Avec le lancement de ChatGPT Santé, la santé voit l’IA générative et l’utilisation des modèles de langage dans son champ promues largement dans les mains du grand public. Pourtant, des chercheurs montrent que les réponses de chatbots peuvent être très problématiques.
Nous sommes à « un moment où les puissants modèles d’apprentissage automatique (LLM) sont intégrés dans les soins aux patients plus rapidement que leurs risques ne peuvent être compris », affirme David Wu de l’école de médecine de Harvard, Ethan Goh de l’école de médecine de Stanford et leurs collègues. Ils ont récemment mis en ligne une étude (sur la plateforme de prépublication arXiv) qui teste 31 modèles et constate le risque de préjudice grave lié aux recommandations données par ces 31 LLM.

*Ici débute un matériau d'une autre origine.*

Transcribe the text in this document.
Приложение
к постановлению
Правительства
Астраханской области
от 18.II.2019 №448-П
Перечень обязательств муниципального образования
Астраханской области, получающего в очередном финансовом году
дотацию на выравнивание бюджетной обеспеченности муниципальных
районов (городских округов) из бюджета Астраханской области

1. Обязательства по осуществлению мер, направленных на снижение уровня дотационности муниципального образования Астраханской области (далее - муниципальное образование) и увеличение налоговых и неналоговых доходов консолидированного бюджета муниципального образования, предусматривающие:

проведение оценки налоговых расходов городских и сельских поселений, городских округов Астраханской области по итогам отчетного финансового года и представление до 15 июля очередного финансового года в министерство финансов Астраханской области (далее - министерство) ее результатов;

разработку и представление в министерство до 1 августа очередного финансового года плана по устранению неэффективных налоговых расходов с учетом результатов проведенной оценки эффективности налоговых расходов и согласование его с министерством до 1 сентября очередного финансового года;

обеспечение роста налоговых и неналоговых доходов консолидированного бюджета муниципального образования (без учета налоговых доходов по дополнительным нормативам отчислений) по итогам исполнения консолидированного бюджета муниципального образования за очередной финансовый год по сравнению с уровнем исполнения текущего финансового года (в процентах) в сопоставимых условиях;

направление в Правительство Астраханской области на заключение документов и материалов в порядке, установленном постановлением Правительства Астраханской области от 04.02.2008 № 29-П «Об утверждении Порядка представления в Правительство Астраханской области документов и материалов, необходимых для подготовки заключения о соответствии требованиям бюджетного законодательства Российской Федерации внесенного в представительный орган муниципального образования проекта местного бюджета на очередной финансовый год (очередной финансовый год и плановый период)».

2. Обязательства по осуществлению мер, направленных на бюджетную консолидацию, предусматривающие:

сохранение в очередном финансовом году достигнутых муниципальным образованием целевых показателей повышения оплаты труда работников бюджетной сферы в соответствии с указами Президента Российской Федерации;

D’abord, ne pas faire de mal
« Primum non nocere [d’abord, ne pas faire de mal en français ou, first do no harm en anglais] est un principe fondamental de la médecine depuis des milliers d’années », rappellent-ils dans leur article. C’est inspiré de ce principe qu’ils proposent leur benchmark NOHARM (Numerous Options Harm Assessment for Risk in Medicine) qui s’appuie sur 100 cas réels de consultations entre médecins généralistes et spécialistes pour mesurer la fréquence et la gravité des préjudices causés par les recommandations médicales générées par les LLM.
Ici, l’idée est donc de s’intéresser aux outils d’IA générative utilisés par des médecins pour les assister et de vérifier que les réponses ne poussent pas à l’erreur : « Il n’est pas encore clair si l’acquisition de connaissances [dans les LLM] constitue un indicateur d’une prise en charge clinique sûre et efficace », expliquent-ils.
Leur benchmark mesure que Gemini 2.5 Flash et Pro, LiSA 1.0, Claude Sonnet 4.5 et DeepSeek R1 font le moins d’erreurs graves (entre 11,8 et 14,6 en moyenne. sur environ 500 questions) alors que o4 mini et GPT-4o en font beaucoup plus (entre 39,9 et 40,1). On peut aussi retrouver les données de leur benchmark ici.

Ils analysent leurs résultats en expliquant que « les LLM commettent des erreurs préjudiciables à des taux non négligeables, et les indicateurs courants d’évaluation des modèles (par exemple, leur nouveauté, la taille en fonction des paramètres, les modes de raisonnement et les performances sur les benchmarks d’intelligence artificielle générale) ne permettent pas de prédire de manière fiable ces performances ».
[…]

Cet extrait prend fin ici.